How anyone can look up to an ‘artist’ who’s work is basically based around human exploitation, and wouldn’t exist without it, is beyond me. Which brings me onto this cunt. Santiago Sierra. A Mexican born artist. The winner of the ‘National Arts Award 2010’ and a total fucking bastard. Now, don’t get me wrong, I’m well aware most artists are known for their massive egos and generally for being a bit of a tit, but this guy makes the rest of them look like angelic six year old lassies wearing summers dresses whilst making a daisy chains. Why? He picks on the deprived and the less well off. His work apparently reflects his views on exploitation which in my eyes means he pretty much condones it. Let me explain. This massive wanker pays the likes of drug addicted prostitutes enough money for their drug of


choice to allow him  tattoo a foot long black line across their backs. Basically forever branding them as Junkies. When confronted about this sick, so called artwork, Sierra tells us that these participants have given their consent, therefore, leave him the fuck alone. How the hell he believes that these women are or were in any state of mind to consent leads me to believe he actually lives on Mars.

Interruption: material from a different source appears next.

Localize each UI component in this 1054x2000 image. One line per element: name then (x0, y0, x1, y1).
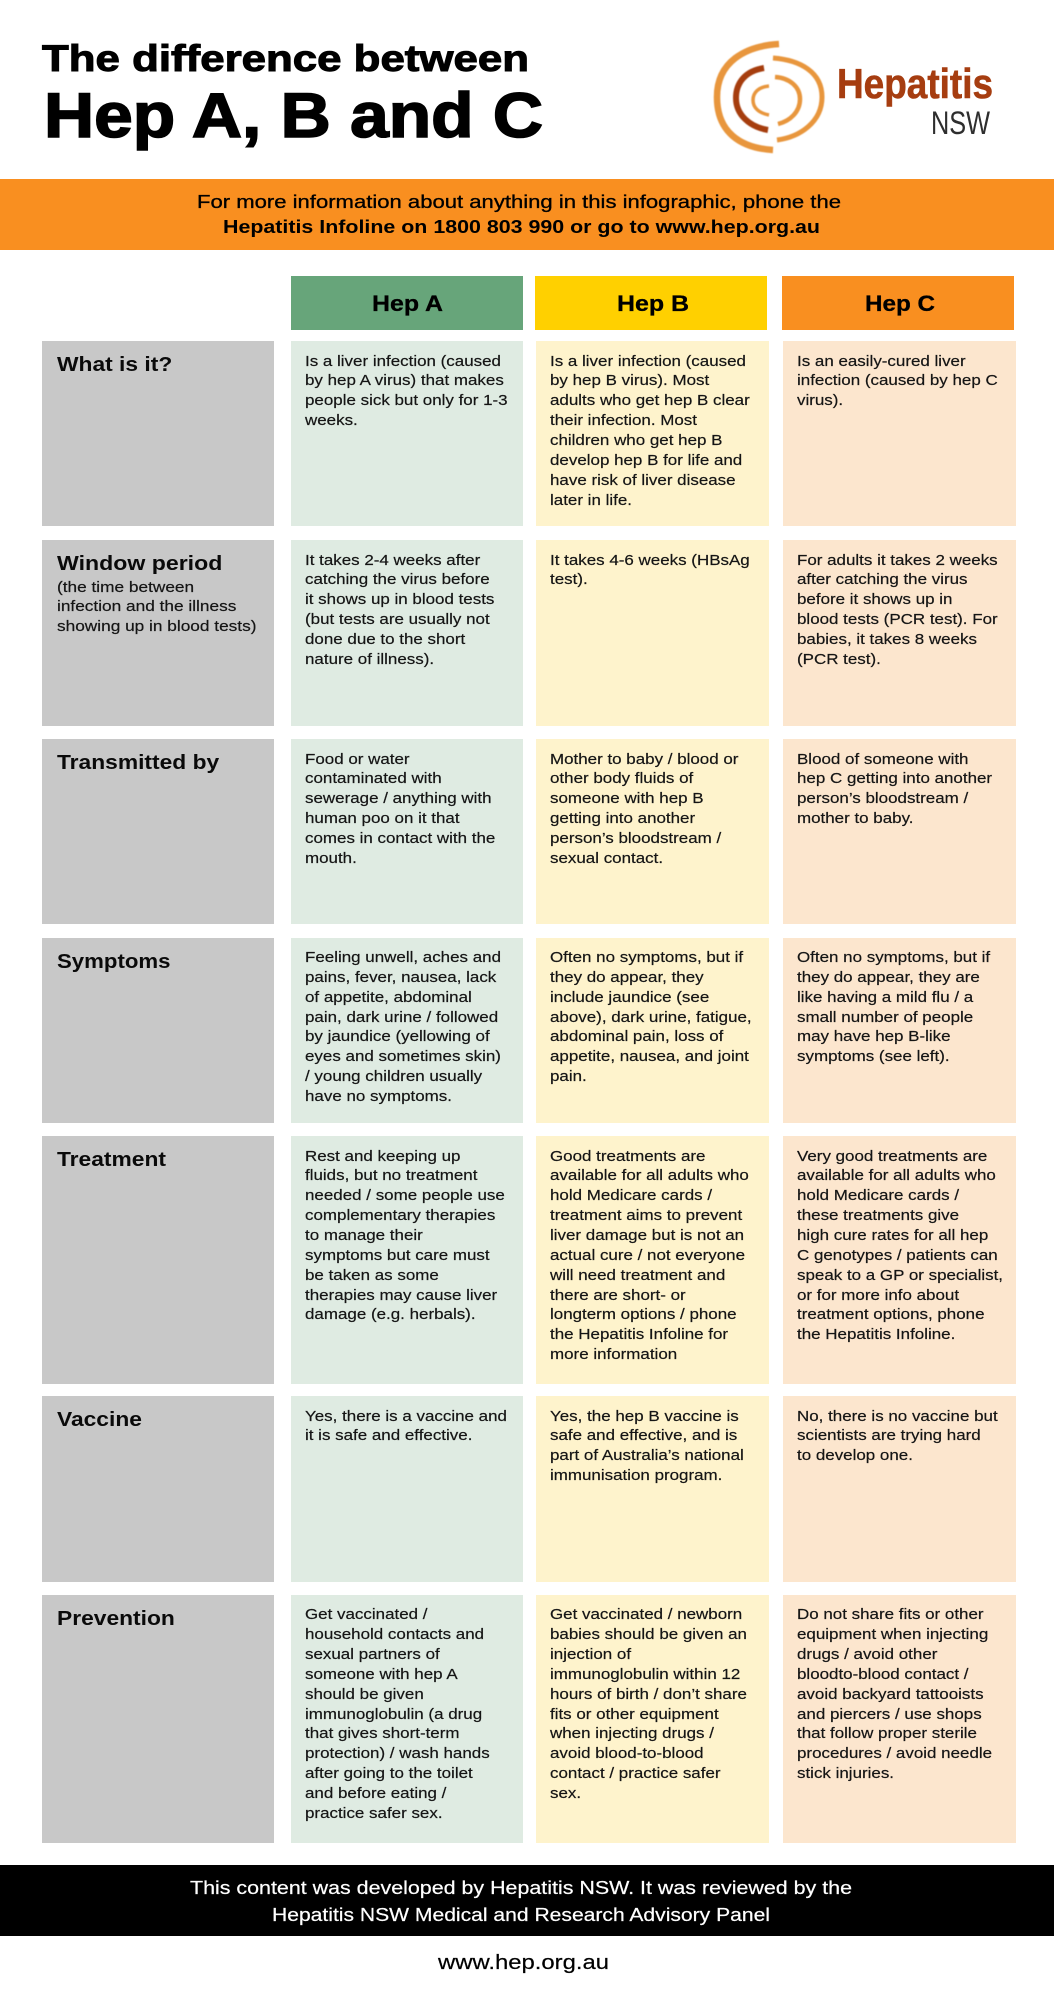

However, some, I guess, could say he fucked up, he went too far, BUT NAW, this cunt really is a cunt. Here’s a list of some of his other pieces to prove it to you:

  1. Person Paid to Have 30cm Line Tattooed on Them.
  2. Polyurethane sprayed on the backs of 10 Iraqi Immigrant workers.
  3. Unemployed people sitting in boxes for 30 days paid minimum wage.
  4. Homeless people paid the equivalent of a meal and one nights accommodation to stare blankly at a wall all day.

The List could go on but I don’t think there’s much need for it to do so. I think most of you will now see that there was no need for modesty earlier when I made my statement, and if you don’t? Well, I suggest you quickly step outside the windowless box you live in and open your fucking eyes.